READ: Ta-Nehisi Coates on Why Trump is ‘The First White President’

By Kenrya Rankin Sep 07, 2017

Ta-Nehisi Coates’ latest essay for The Atlantic, “The First White President,” explores President Donald Trump’s tenure so far. It starts with a fact:

It is insufficient to state the obvious of Donald Trump: that he is a White man who would not be president were it not for this fact. With one immediate exception, Trump’s predecessors made their way to high office through the passive power of Whiteness—that bloody heirloom which cannot ensure mastery of all events but can conjure a tailwind for most of them.

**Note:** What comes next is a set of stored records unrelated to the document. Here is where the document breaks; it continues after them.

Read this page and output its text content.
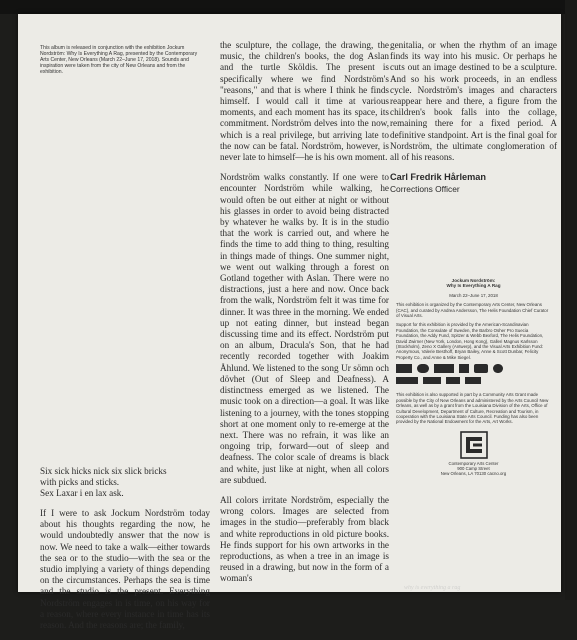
This album is released in conjunction with the exhibition Jockum Nordström: Why Is Everything A Rag, presented by the Contemporary Arts Center, New Orleans (March 22–June 17, 2018). Sounds and inspiration were taken from the city of New Orleans and from the exhibition.
Six sick hicks nick six slick bricks
with picks and sticks.
Sex Laxar i en lax ask.

If I were to ask Jockum Nordström today about his thoughts regarding the now, he would undoubtedly answer that the now is now. We need to take a walk—either towards the sea or to the studio—with the sea or the studio implying a variety of things depending on the circumstances. Perhaps the sea is time and the studio is the present. Everything Nordström engages in is time, on his way for a reason, where every instance in time has its reason. And the reasons are; the family,

the sculpture, the collage, the drawing, the music, the children's books, the dog Aslan and the turtle Sköldis. The present is specifically where we find Nordström's "reasons," and that is where I think he finds himself. I would call it time at various moments, and each moment has its space, its commitment. Nordström delves into the now, which is a real privilege, but arriving late to the now can be fatal. Nordström, however, is never late to himself—he is his own moment.

Nordström walks constantly. If one were to encounter Nordström while walking, he would often be out either at night or without his glasses in order to avoid being distracted by whatever he walks by. It is in the studio that the work is carried out, and where he finds the time to add thing to thing, resulting in things made of things. One summer night, we went out walking through a forest on Gotland together with Aslan. There were no distractions, just a here and now. Once back from the walk, Nordström felt it was time for dinner. It was three in the morning. We ended up not eating dinner, but instead began discussing time and its effect. Nordström put on an album, Dracula's Son, that he had recently recorded together with Joakim Åhlund. We listened to the song Ur sömn och dövhet (Out of Sleep and Deafness). A distinctness emerged as we listened. The music took on a direction—a goal. It was like listening to a journey, with the tones stopping short at one moment only to re-emerge at the next. There was no refrain, it was like an ongoing trip, forward—out of sleep and deafness. The color scale of dreams is black and white, just like at night, when all colors are subdued.

All colors irritate Nordström, especially the wrong colors. Images are selected from images in the studio—preferably from black and white reproductions in old picture books. He finds support for his own artworks in the reproductions, as when a tree in an image is reused in a drawing, but now in the form of a woman's

genitalia, or when the rhythm of an image finds its way into his music. Or perhaps he cuts out an image destined to be a sculpture. And so his work proceeds, in an endless cycle. Nordström's images and characters reappear here and there, a figure from the children's book falls into the collage, remaining there for a fixed period. A definitive standpoint. Art is the final goal for Nordström, the ultimate conglomeration of all of his reasons.

Carl Fredrik Hårleman
Corrections Officer

Jockum Nordström:
Why Is Everything A Rag

March 22–June 17, 2018

This exhibition is organized by the Contemporary Arts Center, New Orleans (CAC), and curated by Andrea Andersson, The Helis Foundation Chief Curator of Visual Arts.

Support for this exhibition is provided by the American-Scandinavian Foundation, the Consulate of Sweden, the Barbro Osher Pro Suecia Foundation, the Addy Fund, Spitzer & Webb Bexford, The Helis Foundation, David Zwirner (New York, London, Hong Kong), Galleri Magnus Karlsson (Stockholm), Zeno X Gallery (Antwerp), and the Visual Arts Exhibition Fund: Anonymous, Valerie Besthoff, Bryan Bailey, Anne & Scott Dunbar, Felicity Property Co., and Anne & Mike Siegel.

This exhibition is also supported in part by a Community Arts Grant made possible by the City of New Orleans and administered by the Arts Council New Orleans, as well as by a grant from the Louisiana Division of the Arts, Office of Cultural Development, Department of Culture, Recreation and Tourism, in cooperation with the Louisiana State Arts Council. Funding has also been provided by the National Endowment for the Arts, Art Works.

Contemporary Arts Center
900 Camp Street
New Orleans, LA 70130 cacno.org
why is everything a rag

Land theft and human plunder cleared the grounds for Trump’s forefathers and barred others from it.

The four-part essay is pulled from his new book, “We Were Eight Years in Power.” It goes on to detail the ways in which Trump has uniquely employed Whiteness to dismantle the legacy of the nation’s first Black president, Barack Obama.

It is often said that Trump has no real ideology, which is not true—his ideology is White supremacy, in all its truculent and sanctimonious power.


To Trump, Whiteness is neither notional nor symbolic but is the very core of his power. In this, Trump is not singular. But whereas his forebears carried Whiteness like an ancestral talisman, Trump cracked the glowing amulet open, releasing its eldritch energies. The repercussions are striking: Trump is the first president to have served in no public capacity before ascending to his perch. But more telling, Trump is also the first president to have publicly affirmed that his daughter is a “piece of ass.” The mind seizes trying to imagine a Black man extolling the virtues of sexual assault on tape (“When you’re a star, they let you do it”), fending off multiple accusations of such assaults, immersed in multiple lawsuits for allegedly fraudulent business dealings, exhorting his followers to violence, and then strolling into the White House. But that is the point of White supremacy—to ensure that that which all others achieve with maximal effort, White people (particularly White men) achieve with minimal qualification. Barack Obama delivered to Black people the hoary message that if they work twice as hard as White people, anything is possible. But Trump’s counter is persuasive: Work half as hard as Black people, and even more is possible.

He then delves into why the very existence of Obama upsets Trump so much that it drives his policy (and his tweets):

For Trump, it almost seems that the fact of Obama, the fact of a Black president, insulted him personally. The insult intensified when Obama and Seth Meyers publicly humiliated him at the White House Correspondents’ Dinner in 2011. But the bloody heirloom ensures the last laugh. Replacing Obama is not enough—Trump has made the negation of Obama’s legacy the foundation of his own. And this too is Whiteness. “Race is an idea, not a fact,” the historian Nell Irvin Painter has written, and essential to the construct of a “White race” is the idea of not being a nigger. Before Barack Obama, niggers could be manufactured out of Sister Souljahs, Willie Hortons, and Dusky Sallys. But Donald Trump arrived in the wake of something more potent—an entire nigger presidency with nigger health care, nigger climate accords, and nigger justice reform, all of which could be targeted for destruction or redemption, thus reifying the idea of being White. Trump truly is something new—the first president whose entire political existence hinges on the fact of a Black president. And so it will not suffice to say that Trump is a White man like all the others who rose to become president. He must be called by his rightful honorific—America’s first White president.

Coates also uses the space to bust the myth that Trump’s support comes primarily from people who are resentful of their supposed economic downfall at the hands of people of color.

An analysis of exit polls conducted during the presidential primaries estimated the median household income of Trump supporters to be about $72,000. But even this lower number is almost double the median household income of African Americans, and $15,000 above the American median. Trump’s White support was not determined by income. According to Edison Research, Trump won Whites making less than $50,000 by 20 points, Whites making $50,000 to $99,999 by 28 points and Whites making $100,000 or more by 14 points. This shows that Trump assembled a broad White coalition that ran the gamut from Joe the Dishwasher to Joe the Plumber to Joe the Banker. So when White pundits cast the elevation of Trump as the handiwork of an inscrutable White working class, they are being too modest, declining to claim credit for their own economic class. Trump’s dominance among Whites across class lines is of a piece with his larger dominance across nearly every White demographic.

Coates closes with his read on what Trump’s legacy will mean for the nation:

The American tragedy now being wrought is larger than most imagine and will not end with Trump. In recent times, Whiteness as an overt political tactic has been restrained by a kind of cordiality that held that its overt invocation would scare off “moderate” Whites. This has proved to be only half true at best. Trump’s legacy will be exposing the patina of decency for what it is and revealing just how much a demagogue can get away with. It does not take much to imagine another politician, wiser in the ways of Washington and better schooled in the methodology of governance—and now liberated from the pretense of antiracist civility—doing a much more effective job than Trump.